接下來的日誌操作就是恢復內存中的數據了,重做日誌操作即是將日誌中記錄的操作讀取出來,然後再將讀取到的操作重新寫入到rocksdb中,如果緩存大小大於寫緩存尺寸,就寫入到保存在sstable中,RecoverFogFiles()函數中實現,具體流程如下:
logfilename()得到log文件名,然後env_->NewSequentialFile打開日誌文件,如果打開狀態成功,得到info_log狀態,在sstble0中插入該記錄。
writeleve0tableforrecovery()函數比較簡單,具體過程如下:
開始先給文件解鎖,Buildtable()建立sstable,如果創建成功,則調用LogAndNotifyTableFileCreation()寫入到logger類,最後如果當前memtable文件size大於0,則調用edit->AddFile寫入到manifast文件。

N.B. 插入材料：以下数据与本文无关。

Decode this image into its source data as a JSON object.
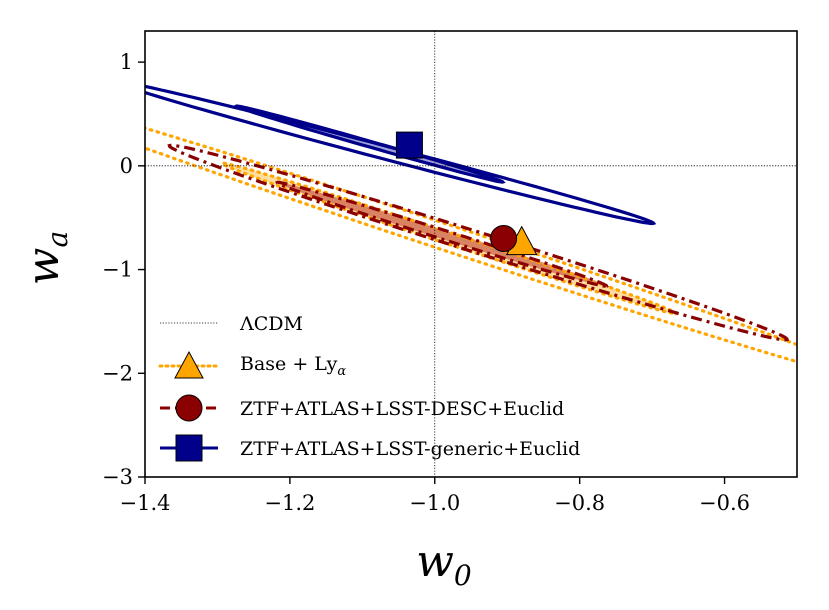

Status DBImpl::Recover()部分代碼如下
s = env_->LockFile(LockFileName(dbname_), &db_lock_); //文件加鎖
if (!s.ok()) { return s; }
s = env_->FileExists(CurrentFileName(dbname_));
if (s.IsNotFound()) {
if (db_options_.create_if_missing) {
s = NewDB(); //生成全新的manifest和current文件
is_new_db = true;
} else {
return Status::InvalidArgument(
dbname_, "does not exist (create_if_missing is false)");
}
} else if (s.ok()) {
if (db_options_.error_if_exists) {
return Status::InvalidArgument(
dbname_, "exists (error_if_exists is true)");
}
} else {
// Unexpected error reading file
assert(s.IsIOError());
return s;
}
// Check for the IDENTITY file and create it if not there
s = env_->FileExists(IdentityFileName(dbname_));
if (s.IsNotFound()) {
s = SetIdentityFile(env_, dbname_);
if (!s.ok()) {
return s;
}
} else if (!s.ok()) {
assert(s.IsIOError());
return s;
}
}
Status s = versions_->Recover(column_families, read_only); // 恢復當前version信息
if (db_options_.paranoid_checks && s.ok()) {
s = CheckConsistency(); //檢查文件一致性
}
if (s.ok()) {
SequenceNumber max_sequence(kMaxSequenceNumber);
default_cf_handle_ = new ColumnFamilyHandleImpl(
versions_->GetColumnFamilySet()->GetDefault(), this, &mutex_);
default_cf_internal_stats_ = default_cf_handle_->cfd()->internal_stats();
single_column_family_mode_ =
versions_->GetColumnFamilySet()->NumberOfColumnFamilies() == 1;
// Recover from all newer log files than the ones named in the
// descriptor (new log files may have been added by the previous
// incarnation without registering them in the descriptor).
//
// Note that prev_log_number() is no longer used, but we pay
// attention to it in case we are recovering a database
// produced by an older version of rocksdb.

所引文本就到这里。